Every sporting event is interrupted by Viagra and Cialis commercials as if impotence had reached epidemic proportions. I contend that our true national health issue is Electile Dysfunction.

Each off-year November, Liberals go limp while Conservative get aroused at the poles…I mean polls. Is there something about meanness and mendacity that transmutes to eroticism? I can’t imagine Mitch McConnell as an object of desire. If there is anything sexy about Karl Rove it eludes me. Yet enlightened folks, by the millions, will stay home, semi-comatose, while the far-right will stiffen themselves and ejaculate at the voting booth.

It would seem to me that the party who authors legislation to suppress voting rights would be enough to excite you students to get it up and cast your lot at least for a one-night stand. Think of it as recreational sex if you must. Vote for your manhood. For your student-loan. Go get your identification card. Take a friend to the polling place. Have yourself an orgy. For virgin voters come and feel the earth move a fraction of an inch.

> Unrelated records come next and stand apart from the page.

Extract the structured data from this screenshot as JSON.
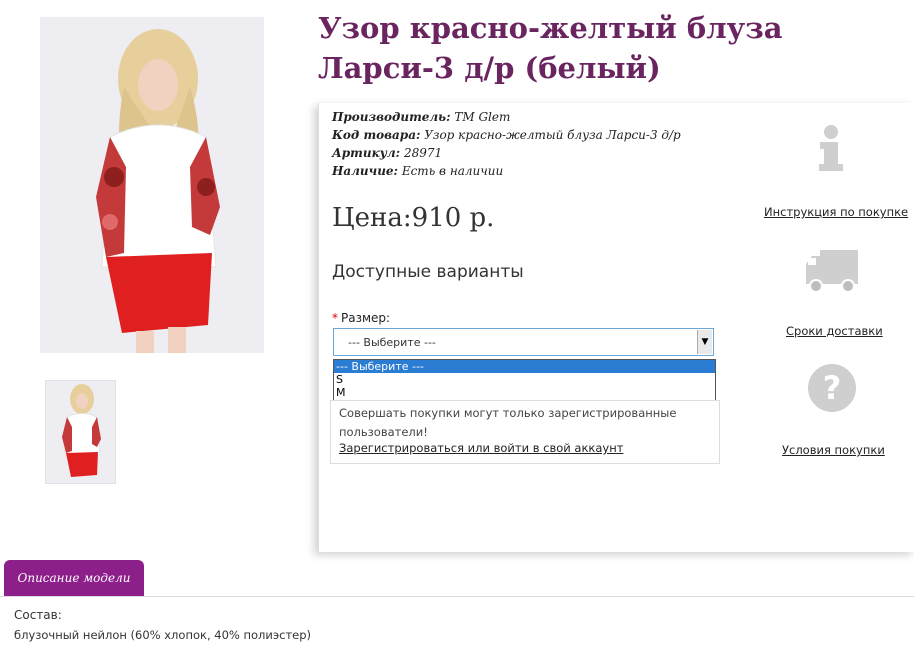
{
  "product": {
    "title": "Узор красно-желтый блуза Ларси-3 д/р (белый)",
    "manufacturer_label": "Производитель:",
    "manufacturer": "ТМ Glem",
    "code_label": "Код товара:",
    "code": "Узор красно-желтый блуза Ларси-3 д/р",
    "sku_label": "Артикул:",
    "sku": "28971",
    "availability_label": "Наличие:",
    "availability": "Есть в наличии",
    "price": "Цена:910 р."
  },
  "options": {
    "heading": "Доступные варианты",
    "size_required_mark": "*",
    "size_label": "Размер:",
    "size_selected": "--- Выберите ---",
    "size_options": [
      "--- Выберите ---",
      "S",
      "M"
    ]
  },
  "notice": {
    "text": "Совершать покупки могут только зарегистрированные пользователи!",
    "link": "Зарегистрироваться или войти в свой аккаунт"
  },
  "side": {
    "instruction_link": "Инструкция по покупке",
    "delivery_link": "Сроки доставки",
    "terms_link": "Условия покупки",
    "icons": [
      "info-icon",
      "truck-icon",
      "question-icon"
    ],
    "icon_color": "#cfcfcf"
  },
  "tabs": {
    "description": "Описание модели"
  },
  "description": {
    "label": "Состав:",
    "text": "блузочный нейлон (60% хлопок, 40% полиэстер)"
  },
  "colors": {
    "title": "#6a2460",
    "tab": "#8d1f8a",
    "select_highlight": "#2b7cd3"
  }
}
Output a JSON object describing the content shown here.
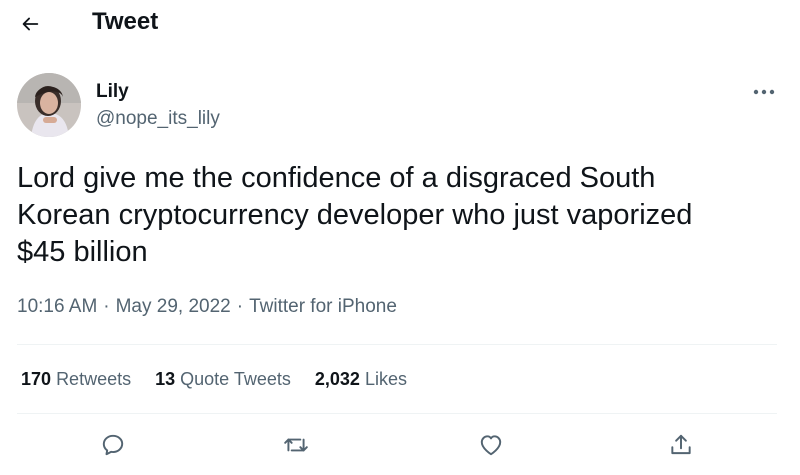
{
  "header": {
    "title": "Tweet",
    "back_icon": "arrow-left-icon"
  },
  "author": {
    "name": "Lily",
    "handle": "@nope_its_lily",
    "avatar": "avatar-photo"
  },
  "tweet": {
    "text": "Lord give me the confidence of a disgraced South\nKorean cryptocurrency developer who just vaporized\n$45 billion",
    "time": "10:16 AM",
    "date": "May 29, 2022",
    "separator": "·",
    "source": "Twitter for iPhone"
  },
  "stats": {
    "retweets_count": "170",
    "retweets_label": "Retweets",
    "quotes_count": "13",
    "quotes_label": "Quote Tweets",
    "likes_count": "2,032",
    "likes_label": "Likes"
  },
  "actions": [
    {
      "icon": "reply-icon"
    },
    {
      "icon": "retweet-icon"
    },
    {
      "icon": "like-icon"
    },
    {
      "icon": "share-icon"
    }
  ],
  "colors": {
    "text": "#0f1419",
    "secondary": "#536471",
    "divider": "#eff3f4"
  }
}
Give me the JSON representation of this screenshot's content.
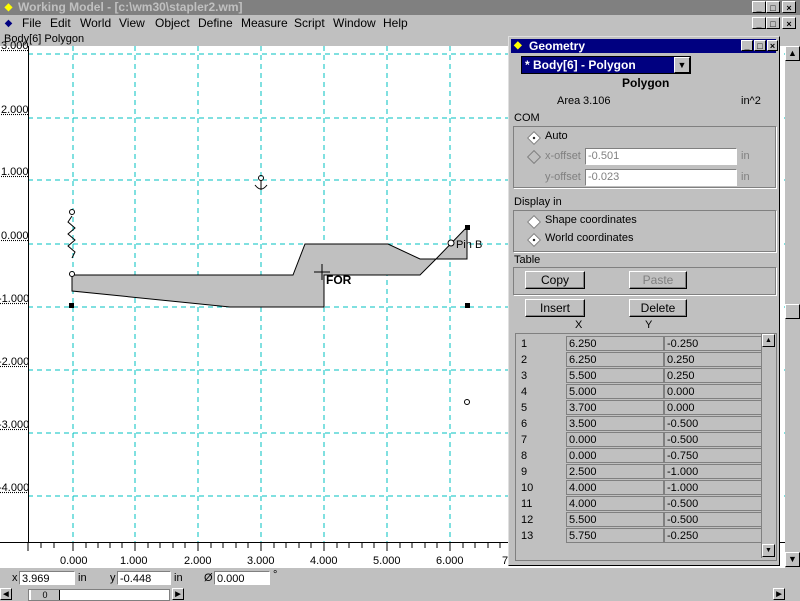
{
  "app": {
    "title": "Working Model - [c:\\wm30\\stapler2.wm]"
  },
  "menu": [
    "File",
    "Edit",
    "World",
    "View",
    "Object",
    "Define",
    "Measure",
    "Script",
    "Window",
    "Help"
  ],
  "doc_title": "Body[6]  Polygon",
  "ruler": {
    "y_labels": [
      "3.000",
      "2.000",
      "1.000",
      "0.000",
      "-1.000",
      "-2.000",
      "-3.000",
      "-4.000"
    ],
    "x_labels": [
      "0.000",
      "1.000",
      "2.000",
      "3.000",
      "4.000",
      "5.000",
      "6.000",
      "7"
    ]
  },
  "canvas": {
    "origin_label": "FOR",
    "pin_label": "Pin B"
  },
  "coords": {
    "x_label": "x",
    "x_value": "3.969",
    "x_unit": "in",
    "y_label": "y",
    "y_value": "-0.448",
    "y_unit": "in",
    "rot_label": "Ø",
    "rot_value": "0.000",
    "rot_unit": "°",
    "zoom_value": "0"
  },
  "geometry": {
    "title": "Geometry",
    "body_select": "* Body[6] - Polygon",
    "shape_type": "Polygon",
    "area_label": "Area",
    "area_value": "3.106",
    "area_unit": "in^2",
    "com_label": "COM",
    "auto_label": "Auto",
    "xoffset_label": "x-offset",
    "xoffset_value": "-0.501",
    "xoffset_unit": "in",
    "yoffset_label": "y-offset",
    "yoffset_value": "-0.023",
    "yoffset_unit": "in",
    "display_label": "Display  in",
    "shape_coords_label": "Shape coordinates",
    "world_coords_label": "World coordinates",
    "table_label": "Table",
    "copy_label": "Copy",
    "paste_label": "Paste",
    "insert_label": "Insert",
    "delete_label": "Delete",
    "col_x": "X",
    "col_y": "Y",
    "rows": [
      {
        "i": "1",
        "x": "6.250",
        "y": "-0.250"
      },
      {
        "i": "2",
        "x": "6.250",
        "y": "0.250"
      },
      {
        "i": "3",
        "x": "5.500",
        "y": "0.250"
      },
      {
        "i": "4",
        "x": "5.000",
        "y": "0.000"
      },
      {
        "i": "5",
        "x": "3.700",
        "y": "0.000"
      },
      {
        "i": "6",
        "x": "3.500",
        "y": "-0.500"
      },
      {
        "i": "7",
        "x": "0.000",
        "y": "-0.500"
      },
      {
        "i": "8",
        "x": "0.000",
        "y": "-0.750"
      },
      {
        "i": "9",
        "x": "2.500",
        "y": "-1.000"
      },
      {
        "i": "10",
        "x": "4.000",
        "y": "-1.000"
      },
      {
        "i": "11",
        "x": "4.000",
        "y": "-0.500"
      },
      {
        "i": "12",
        "x": "5.500",
        "y": "-0.500"
      },
      {
        "i": "13",
        "x": "5.750",
        "y": "-0.250"
      }
    ]
  },
  "colors": {
    "grid": "#00c0c0",
    "polygon_fill": "#c0c0c0",
    "titlebar_active": "#000080",
    "titlebar_inactive": "#808080"
  }
}
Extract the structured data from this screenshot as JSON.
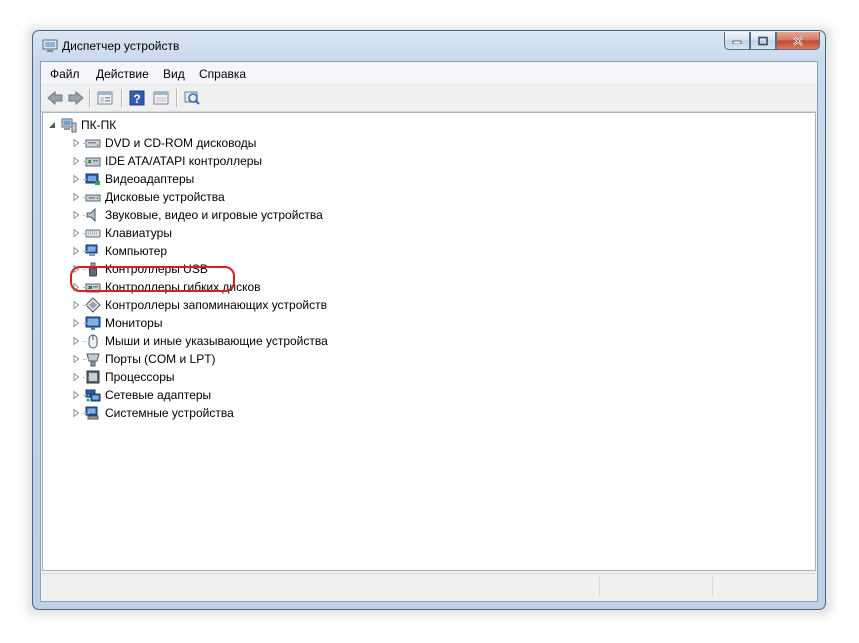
{
  "window": {
    "title": "Диспетчер устройств"
  },
  "menu": {
    "file": "Файл",
    "action": "Действие",
    "view": "Вид",
    "help": "Справка"
  },
  "toolbar": {
    "icons": [
      "back-icon",
      "forward-icon",
      "properties-icon",
      "help-icon",
      "show-hide-icon",
      "scan-hardware-icon"
    ]
  },
  "tree": {
    "root": "ПК-ПК",
    "items": [
      {
        "label": "DVD и CD-ROM дисководы",
        "icon": "dvd-drive-icon"
      },
      {
        "label": "IDE ATA/ATAPI контроллеры",
        "icon": "ide-controller-icon"
      },
      {
        "label": "Видеоадаптеры",
        "icon": "display-adapter-icon"
      },
      {
        "label": "Дисковые устройства",
        "icon": "disk-drive-icon"
      },
      {
        "label": "Звуковые, видео и игровые устройства",
        "icon": "speaker-icon"
      },
      {
        "label": "Клавиатуры",
        "icon": "keyboard-icon"
      },
      {
        "label": "Компьютер",
        "icon": "computer-icon"
      },
      {
        "label": "Контроллеры USB",
        "icon": "usb-icon"
      },
      {
        "label": "Контроллеры гибких дисков",
        "icon": "floppy-controller-icon"
      },
      {
        "label": "Контроллеры запоминающих устройств",
        "icon": "storage-controller-icon"
      },
      {
        "label": "Мониторы",
        "icon": "monitor-icon"
      },
      {
        "label": "Мыши и иные указывающие устройства",
        "icon": "mouse-icon"
      },
      {
        "label": "Порты (COM и LPT)",
        "icon": "port-icon"
      },
      {
        "label": "Процессоры",
        "icon": "processor-icon"
      },
      {
        "label": "Сетевые адаптеры",
        "icon": "network-adapter-icon"
      },
      {
        "label": "Системные устройства",
        "icon": "system-devices-icon"
      }
    ],
    "highlighted": "Контроллеры USB",
    "highlight_color": "#d62020"
  }
}
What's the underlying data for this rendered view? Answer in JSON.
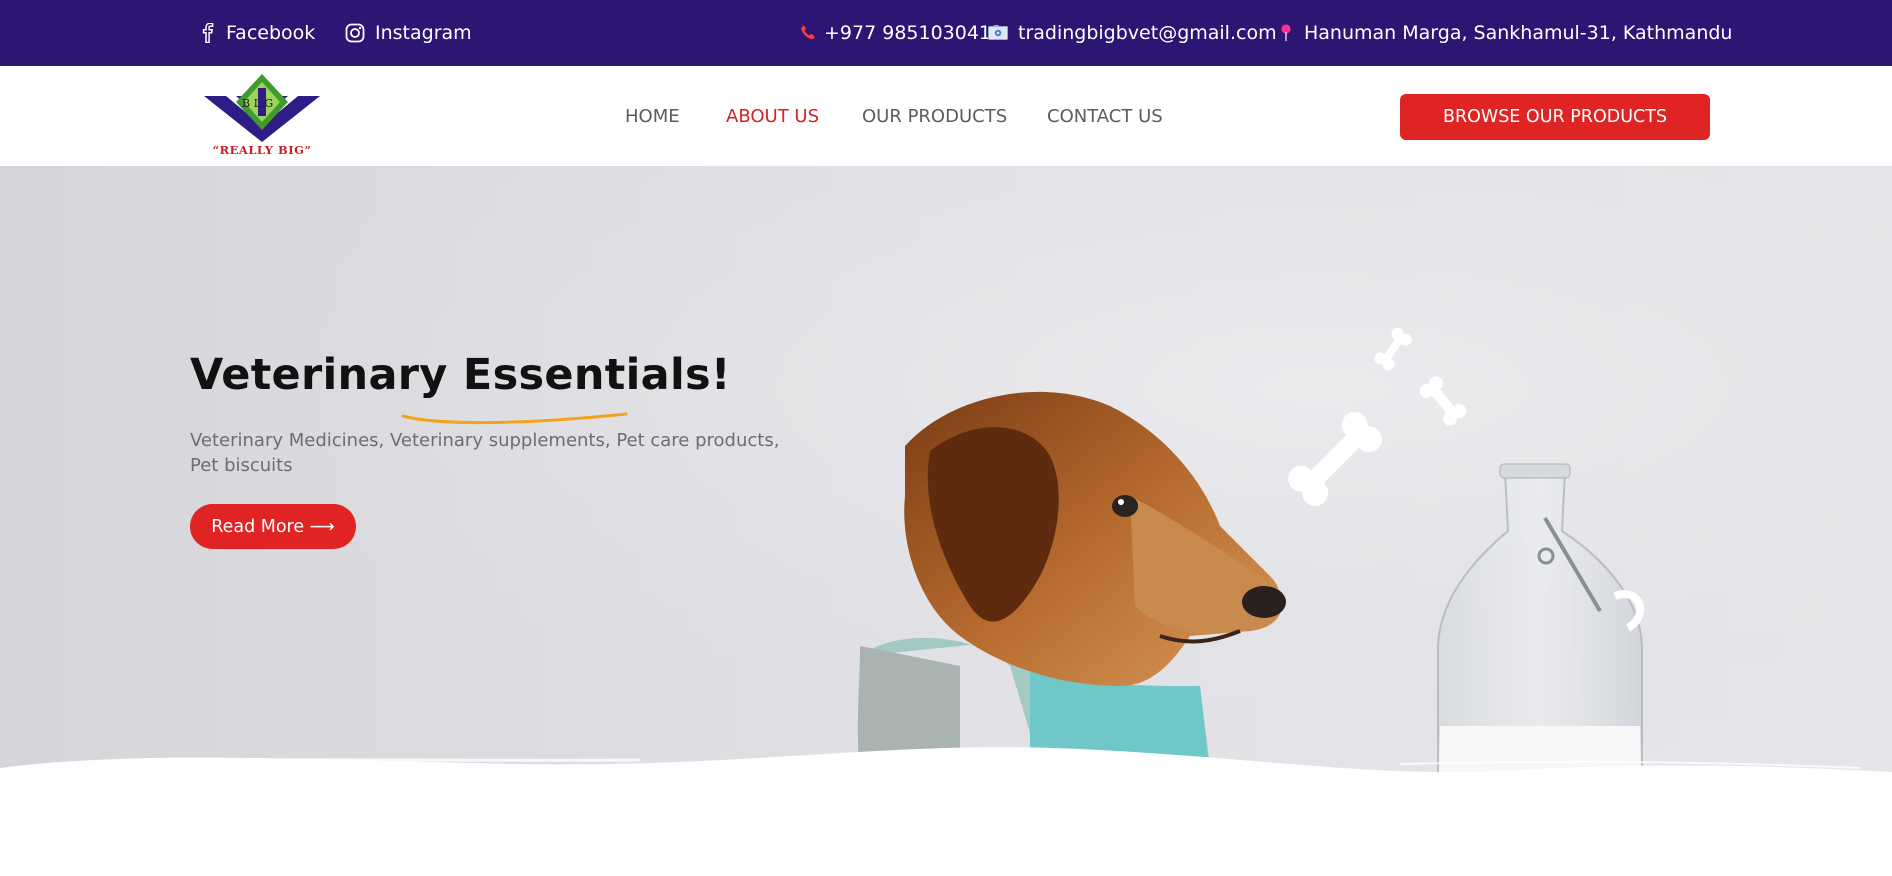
{
  "topbar": {
    "facebook_label": "Facebook",
    "instagram_label": "Instagram",
    "phone": "+977 9851030412",
    "email": "tradingbigbvet@gmail.com",
    "address": "Hanuman Marga, Sankhamul-31, Kathmandu",
    "icons": [
      "facebook-icon",
      "instagram-icon",
      "phone-icon",
      "email-icon",
      "location-pin-icon"
    ]
  },
  "logo": {
    "initials": "B L G",
    "tagline": "“REALLY BIG”"
  },
  "nav": {
    "items": [
      {
        "label": "HOME",
        "active": false
      },
      {
        "label": "ABOUT US",
        "active": true
      },
      {
        "label": "OUR PRODUCTS",
        "active": false
      },
      {
        "label": "CONTACT US",
        "active": false
      }
    ]
  },
  "header": {
    "cta_label": "BROWSE OUR PRODUCTS"
  },
  "hero": {
    "title": "Veterinary Essentials!",
    "subtitle": "Veterinary Medicines, Veterinary supplements, Pet care products, Pet biscuits",
    "button_label": "Read More ⟶"
  },
  "colors": {
    "topbar_bg": "#2d1573",
    "accent_red": "#e02323",
    "nav_text": "#5b5b62",
    "underline_orange": "#f2a31b"
  }
}
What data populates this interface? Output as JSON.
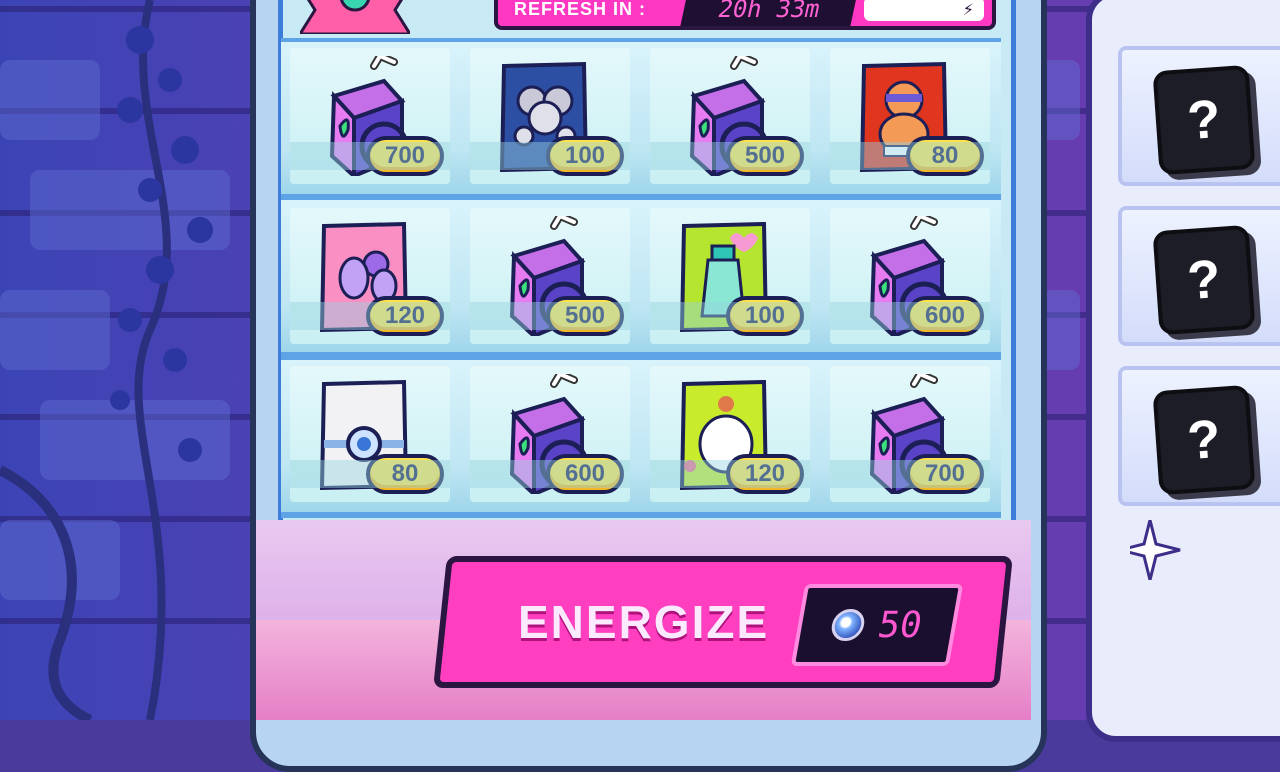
{
  "header": {
    "refresh_label": "REFRESH IN :",
    "refresh_time": "20h 33m"
  },
  "shop": {
    "rows": [
      [
        {
          "item": "juice-box",
          "price": "700"
        },
        {
          "item": "mouse-snack-bag",
          "price": "100"
        },
        {
          "item": "juice-box",
          "price": "500"
        },
        {
          "item": "bear-snack-bag",
          "price": "80"
        }
      ],
      [
        {
          "item": "pink-fairy-snack-bag",
          "price": "120"
        },
        {
          "item": "juice-box",
          "price": "500"
        },
        {
          "item": "spray-bottle-snack-bag",
          "price": "100"
        },
        {
          "item": "juice-box",
          "price": "600"
        }
      ],
      [
        {
          "item": "white-gem-snack-bag",
          "price": "80"
        },
        {
          "item": "juice-box",
          "price": "600"
        },
        {
          "item": "cat-flower-snack-bag",
          "price": "120"
        },
        {
          "item": "juice-box",
          "price": "700"
        }
      ]
    ]
  },
  "energize": {
    "label": "ENERGIZE",
    "cost": "50",
    "currency_icon": "gem-coin-icon"
  },
  "side_panel": {
    "slots": [
      "?",
      "?",
      "?"
    ]
  },
  "colors": {
    "accent_pink": "#ff3fbf",
    "price_yellow": "#ffe24a",
    "dark_navy": "#1c1f55"
  }
}
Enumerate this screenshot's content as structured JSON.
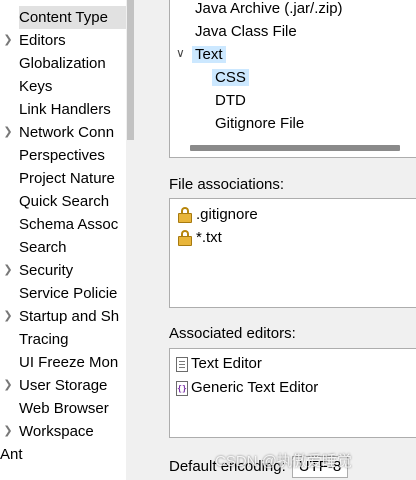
{
  "nav": {
    "items": [
      {
        "label": "",
        "expandable": false
      },
      {
        "label": "Content Type",
        "expandable": false,
        "selected": true
      },
      {
        "label": "Editors",
        "expandable": true
      },
      {
        "label": "Globalization",
        "expandable": false
      },
      {
        "label": "Keys",
        "expandable": false
      },
      {
        "label": "Link Handlers",
        "expandable": false
      },
      {
        "label": "Network Conn",
        "expandable": true
      },
      {
        "label": "Perspectives",
        "expandable": false
      },
      {
        "label": "Project Nature",
        "expandable": false
      },
      {
        "label": "Quick Search",
        "expandable": false
      },
      {
        "label": "Schema Assoc",
        "expandable": false
      },
      {
        "label": "Search",
        "expandable": false
      },
      {
        "label": "Security",
        "expandable": true
      },
      {
        "label": "Service Policie",
        "expandable": false
      },
      {
        "label": "Startup and Sh",
        "expandable": true
      },
      {
        "label": "Tracing",
        "expandable": false
      },
      {
        "label": "UI Freeze Mon",
        "expandable": false
      },
      {
        "label": "User Storage",
        "expandable": true
      },
      {
        "label": "Web Browser",
        "expandable": false
      },
      {
        "label": "Workspace",
        "expandable": true
      },
      {
        "label": "Ant",
        "expandable": false,
        "root": true
      }
    ]
  },
  "content_types": {
    "rows": [
      {
        "label": "Java Archive (.jar/.zip)",
        "level": 1
      },
      {
        "label": "Java Class File",
        "level": 1
      },
      {
        "label": "Text",
        "level": 1,
        "expanded": true,
        "selected": true
      },
      {
        "label": "CSS",
        "level": 2,
        "selected": true
      },
      {
        "label": "DTD",
        "level": 2
      },
      {
        "label": "Gitignore File",
        "level": 2
      }
    ]
  },
  "file_associations": {
    "label": "File associations:",
    "items": [
      {
        "label": ".gitignore",
        "icon": "lock-icon"
      },
      {
        "label": "*.txt",
        "icon": "lock-icon"
      }
    ]
  },
  "associated_editors": {
    "label": "Associated editors:",
    "items": [
      {
        "label": "Text Editor",
        "icon": "text-editor-icon"
      },
      {
        "label": "Generic Text Editor",
        "icon": "generic-editor-icon"
      }
    ]
  },
  "encoding": {
    "label": "Default encoding:",
    "value": "UTF-8"
  },
  "watermark": "CSDN @执傲爱睡觉",
  "colors": {
    "selection": "#cce8ff",
    "nav_selection": "#e1e1e1",
    "background": "#f0f0f0"
  }
}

The newspapers say that Hispanics will be sitting this one out because they’re upset with Obama. Six years in office and he’s lost his sex appeal? The Dream Act is still hot. Know who your friend is. Think Sonia Sotomayor. Think which party begs for immigration reform. Think minimum wage.

Who are these people who do vote? Have they gone to bed with the Koch Bros.? Has the message reached their glands and stopped before it got to their brains? I suppose vague discontent answers to simplistic slogans. God is not on the ballot. If this country ignores science, goes further into war and tramples on its own work force with stagnant wages it will be because Republicans found the way to eroticize their message of fear and loathing.

Maybe a telethon is called for to end Electile Dysfunction. Must Democrats run Gwyneth and George or Angeline and Brad for the voters to get Viagrified and show up on Tuesday?